09 rises in sequence (from 105A-109A position 1
05B to 109B position), and finally raise all suction pads while inserting air between the printing plates (104B to 109B).
Position) ends. After that, the plate feeding arm 103 rises to move to the charging process or the exposure (drawing) process.
1 is conveyed.

The above-mentioned positioning pin 202 and push member 2
The position 03 alignment operation depends on the stroke between each AB, but the movement of the printing plate beyond this can be restricted at the A position, so that the printing plate at the uppermost position is fully sucked from other printing plates. The operation may be performed at a time when the pads are lifted and separated.

According to the present invention, plural plates are prevented from being fed in the plate feeding process in the planographic printing plate making apparatus, and troubles such as jams in the subsequent process can be avoided, and at the same time, from a predetermined position of the printing plate. Can also be prevented. In particular, even when an electrophotographic planographic printing plate having a side surface coated with a resin or the like is used, it is possible to prevent plural plates from being fed and deviation from a predetermined position.

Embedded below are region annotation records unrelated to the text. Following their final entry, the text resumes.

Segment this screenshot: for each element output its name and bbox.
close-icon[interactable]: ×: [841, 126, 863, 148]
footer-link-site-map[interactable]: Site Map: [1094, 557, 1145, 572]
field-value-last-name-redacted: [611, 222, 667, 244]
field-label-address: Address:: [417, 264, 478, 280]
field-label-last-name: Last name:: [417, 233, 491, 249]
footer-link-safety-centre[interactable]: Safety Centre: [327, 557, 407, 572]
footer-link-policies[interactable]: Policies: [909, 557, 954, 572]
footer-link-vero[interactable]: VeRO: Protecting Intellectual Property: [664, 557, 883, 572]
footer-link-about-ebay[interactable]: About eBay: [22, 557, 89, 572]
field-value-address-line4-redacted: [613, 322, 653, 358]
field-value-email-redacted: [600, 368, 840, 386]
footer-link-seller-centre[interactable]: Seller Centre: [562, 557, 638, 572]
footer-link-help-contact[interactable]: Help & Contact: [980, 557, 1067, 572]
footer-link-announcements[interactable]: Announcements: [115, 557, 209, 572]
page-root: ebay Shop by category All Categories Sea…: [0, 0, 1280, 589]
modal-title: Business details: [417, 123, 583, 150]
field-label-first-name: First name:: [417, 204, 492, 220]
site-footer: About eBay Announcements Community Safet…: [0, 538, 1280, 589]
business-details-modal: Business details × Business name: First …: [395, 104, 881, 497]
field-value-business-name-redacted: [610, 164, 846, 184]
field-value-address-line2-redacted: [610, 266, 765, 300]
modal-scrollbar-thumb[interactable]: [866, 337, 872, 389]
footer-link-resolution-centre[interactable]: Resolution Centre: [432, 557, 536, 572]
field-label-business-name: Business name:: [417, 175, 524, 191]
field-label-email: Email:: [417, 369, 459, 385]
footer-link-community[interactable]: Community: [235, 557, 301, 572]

[Brief description of drawings]

FIG. 1 is a schematic side view of a plate feeding section of a plate making apparatus according to the present invention.

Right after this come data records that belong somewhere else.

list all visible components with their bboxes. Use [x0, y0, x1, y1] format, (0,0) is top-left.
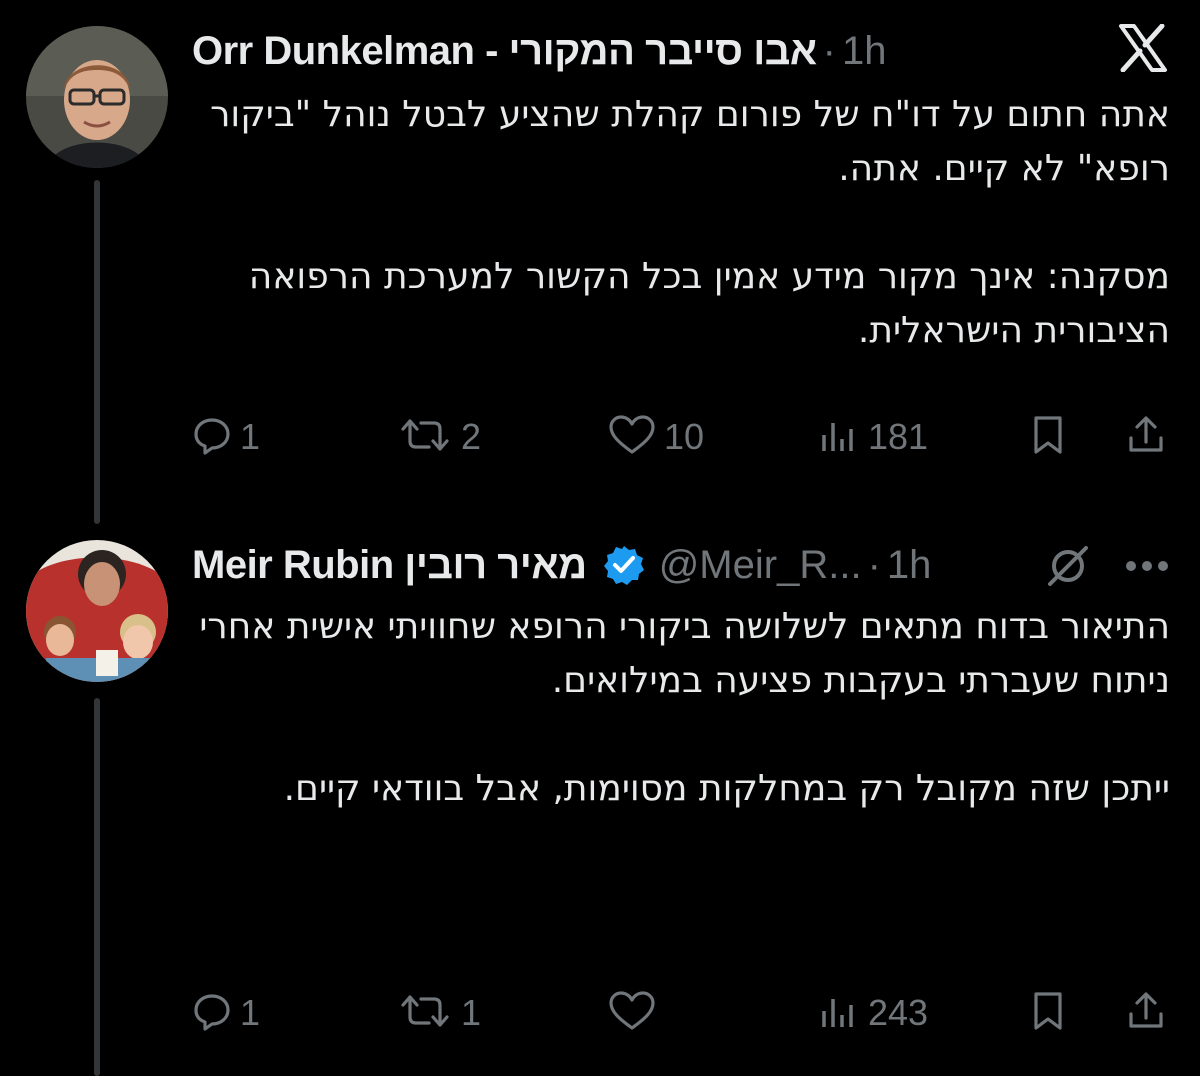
views-count: 243	[868, 992, 929, 1033]
reply-icon	[192, 415, 232, 459]
x-logo-icon[interactable]	[1118, 23, 1168, 76]
tweet-header: Meir Rubin מאיר רובין @Meir_R... · 1h	[192, 540, 931, 590]
like-button[interactable]: 10	[608, 412, 704, 462]
tweet-paragraph: התיאור בדוח מתאים לשלושה ביקורי הרופא שח…	[199, 606, 1170, 701]
timestamp[interactable]: 1h	[887, 543, 932, 588]
thread-connector-line	[94, 698, 100, 1076]
avatar[interactable]	[26, 26, 168, 168]
views-button[interactable]: 243	[818, 988, 928, 1038]
tweet-actions: 1 2 10 181	[192, 412, 1172, 462]
more-icon[interactable]	[1124, 558, 1170, 577]
heart-icon	[608, 414, 656, 460]
bookmark-button[interactable]	[1030, 412, 1066, 462]
repost-count: 1	[461, 992, 482, 1033]
tweet-paragraph: ייתכן שזה מקובל רק במחלקות מסוימות, אבל …	[283, 768, 1170, 809]
views-button[interactable]: 181	[818, 412, 928, 462]
avatar[interactable]	[26, 540, 168, 682]
handle[interactable]: @Meir_R...	[659, 543, 862, 588]
share-icon	[1126, 414, 1166, 460]
tweet-text: אתה חתום על דו"ח של פורום קהלת שהציע לבט…	[192, 88, 1170, 358]
bookmark-icon	[1030, 414, 1066, 460]
reply-count: 1	[240, 416, 261, 457]
reply-icon	[192, 991, 232, 1035]
verified-badge-icon	[603, 544, 645, 586]
tweet-paragraph: מסקנה: אינך מקור מידע אמין בכל הקשור למע…	[248, 256, 1170, 351]
heart-icon	[608, 990, 656, 1036]
tweet-paragraph: אתה חתום על דו"ח של פורום קהלת שהציע לבט…	[210, 94, 1170, 189]
repost-button[interactable]: 1	[397, 988, 481, 1038]
bookmark-icon	[1030, 990, 1066, 1036]
thread-connector-line	[94, 180, 100, 524]
share-button[interactable]	[1126, 412, 1166, 462]
display-name[interactable]: Orr Dunkelman - אבו סייבר המקורי	[192, 29, 817, 74]
views-icon	[818, 415, 860, 459]
separator-dot: ·	[867, 542, 881, 587]
share-icon	[1126, 990, 1166, 1036]
reply-button[interactable]: 1	[192, 988, 260, 1038]
tweet-actions: 1 1 243	[192, 988, 1172, 1038]
bookmark-button[interactable]	[1030, 988, 1066, 1038]
repost-count: 2	[461, 416, 482, 457]
repost-button[interactable]: 2	[397, 412, 481, 462]
views-count: 181	[868, 416, 929, 457]
reply-button[interactable]: 1	[192, 412, 260, 462]
like-count: 10	[664, 416, 705, 457]
timestamp[interactable]: 1h	[842, 29, 887, 74]
grok-icon[interactable]	[1044, 544, 1092, 592]
reply-count: 1	[240, 992, 261, 1033]
tweet-text: התיאור בדוח מתאים לשלושה ביקורי הרופא שח…	[192, 600, 1170, 816]
display-name[interactable]: Meir Rubin מאיר רובין	[192, 543, 587, 588]
share-button[interactable]	[1126, 988, 1166, 1038]
repost-icon	[397, 991, 453, 1035]
views-icon	[818, 991, 860, 1035]
repost-icon	[397, 415, 453, 459]
like-button[interactable]	[608, 988, 664, 1038]
separator-dot: ·	[822, 28, 836, 73]
tweet-header: Orr Dunkelman - אבו סייבר המקורי · 1h	[192, 26, 886, 76]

FIG. 2 is a schematic partial plan view of a plate feeding section of the plate making apparatus according to the present invention.

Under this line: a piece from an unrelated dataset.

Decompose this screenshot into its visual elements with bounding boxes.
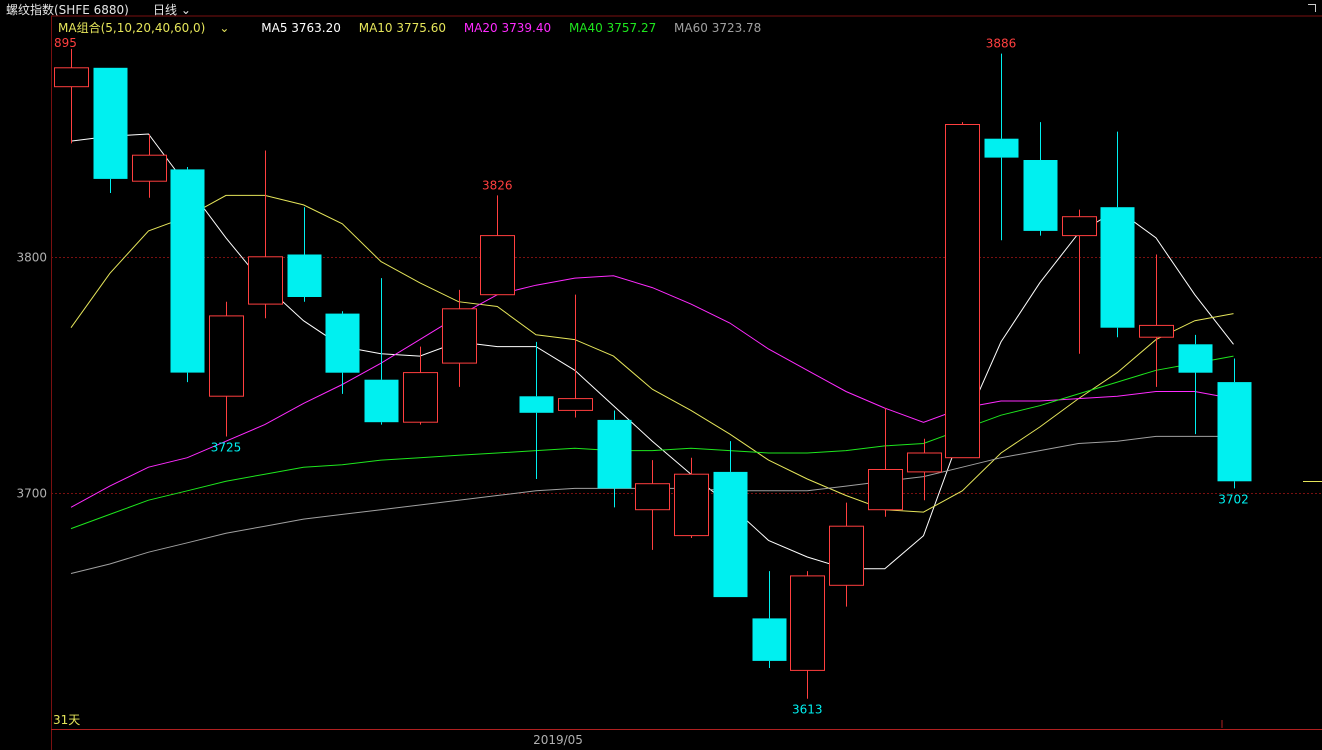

FIG. 3 is a partially enlarged schematic view of a plate feeding section of the plate making apparatus according to the present invention.

[Explanation of symbols]

 100 printing plate (stacked state) 102 printing plate pallet 103 plate feeding arm 104A, B plate feeding pad 105A, B plate feeding pad 106A, B plate feeding pad 107A, B plate feeding pad 108A, B plate feeding pad 109A, B feeding Plate pad 110 Air jet 101 Printing plate located at the top 110 Air jet 201 Printing plate 202A, B Positioning pins 203A, B Pressing material 100 Printing plate (stacked state) 101 Printing plate 102 located at the top 102 Printing plate ( Air insertion state) 104 Plate feeding pad

Claims (3)

[Claims] 1. A step of supplying a stacked pre-processed printing plate to a subsequent step in an apparatus for plate-making by performing at least exposure and development processing of a sheet-shaped planographic printing plate having a metal support. At least a conveying means (A) provided with the printing plate adsorbing means that can move up and down with respect to the stacked printing plates before processing, and an air jet installed opposite to the side surface of the printing plate. Means (B), means (C) for aligning at least a part of the stacked printing plates before processing, in the stacking direction, and the means (B) after adsorbing the printing plates by the adsorbing means While ejecting air to the side surface of the printing plate by means of the means (A), the means (A) performs at least one vertical movement, and at least a part of the stacking direction of the printing plates stacked by means (C) is aligned. Multiple plate supply featuring A printing plate feeding method with a prevention mechanism. 2. The lithographic printing plate is an electrophotographic lithographic printing plate coated with a photoconductive layer, and an electrophotographic liquid reversal development process is performed in a plate making apparatus for the lithographic printing plate. A printing plate feeding method with a multi-plate feeding prevention mechanism. 3. A printing plate feeding method having a multi-plate feeding prevention mechanism according to claim 2, wherein at least an insulating resin is applied to a side surface of the electrophotographic planographic printing plate.